Sara Itani: Node + MSFT
- historically node doesn’t work so great on Windows…
- x-platform Visual Studio with smart completion, navigation, debugger w/time travel
Andre Arko, Steve Klabnik, Samuel Giddins: panel about package Managers
- Cargo was built before Rust hit 1.0, meant that lots of features could be in packages not core
- Cargo always has repeatable builds (unlike npm by default)
Marcy Sutton: a11y testing w/aXe
- folks w/ disabilities are 1/5 of the web
- modernize & automate a11y testing… bring it into the future
- tests can document intended a11y functionality
- can’t automate screenreaders yet
- axe-core
- (Q: if Amazon has so many of the basic things wrong, how do folks manage to use it??)
Iheanyi Ekechukwu: Ember + Devops
- “DevOps”…
- provisioning, versioning
- automation
- ember-cli-deploy is a plugin… lifecycle hooks
Kate Hudson: frontend dev & npm3
- users have very different ideas of what “reliable”, “intuitive”, etc means
- in-browser JS doesn’t (yet) have niceties for loading modules like node does
- node has built-in
require… but no standard for browsers
- loading modules is cheap on node; not via network
- npm3 optimizes for maximally flat dependency tree
- npm dedupe can recognize potential version consolidation
- writing a plugin? specify node version ranges, not a specific verison
Andrew Goode: automating semver
- structured commit messages
- add structure on squash-and-merge of feature branch
- structure can be using keywords like
feat:, fix:
- https://www.npmjs.com/package/standard-version
- replacement of
npm version
- bumps versions, creates changelog
Steph Snopek & Kiera Manion-Fischer: npm support
- official npm support exists… support@npmjs.com, @npm_support
- enterprise customers can get video call support
- socks for docs… open a PR to the docs and they’ll send you some npm socks
Stephan Bönnemann: managing deps w/ Greenkeeper
- greenkeeper is
npm updated as a service. they do support enterprise npm
- also wrote npm.im/semantic-release
- doesn’t have to create PRs to see if it passes tests, even if update is outside of pinned range
- one-click enabling app.greenkeeper.io
Sharon Steed: empathetic communication
- communication is supposed to be empathetic
- “empathy fuels connection” –Brené Brown
- ∴ empathetic communication drives collaboration
- “failures of communication cannot be automated away”

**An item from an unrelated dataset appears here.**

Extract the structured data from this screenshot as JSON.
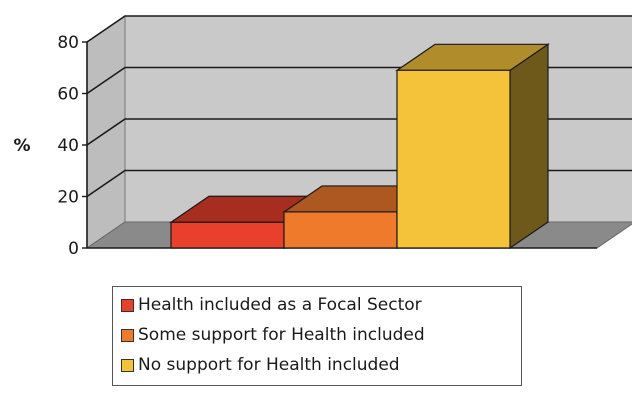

- “collaboration fails because 1) people are afraid of being wrong 2) people are afraid of being misunderstood”
Daijiro Wachi: global OSS development
- time zones… 10 min face to face can be >1 day across the globe
- reproduce the issue, use same environment (node, npm, platform)
- diversity alone is not enough… need to be safe as well
- harassment types: blatant vs microaggression
- blatant gets banhammer
- micro gets coaching. focus on how actions affect others, not on individual instigating
Kat Marchán (npm cli): state of the CLI
- npm3
- been out for a year; default w/node v6
- fancy new progress bar
- stabilizing
- windows support; shinkwrap issues; monthly releases
- triaging
- every day; new contributors; want to help? …don’t email forrest
- product
- cli is the FOSS arm of npm Inc
- new login features; opt-in analytics
CJ Silverio: design patterns in the npm registry
- “the process of writing software is abstraction & pattern extraction”
- the registry is “medium data” fits on a single disk but not in memory
- “modularity” term comes from a 1972 paper
- how do design patterns promote modularity?
- patterns…
- monoliths: everything in 1 process
- easy to write & change
- perf is okay
- easy to write coupled code
- microservices
- forces you to design an API
- easy to mess up API design; unintentional coupling & unruly side effects
- transaction log: “what every software engineer should know about realtime data’s unifying abstraction” —LinkedIn
- consumers do One Thing Well
- messages/workers… (Erlang??)
- do things independently
- can scale
- can crash
- none of these patterns are Right; “it’s tradeoffs all the way down”
- what problem are you trying to solve? what tools?
- you can change systems and patterns!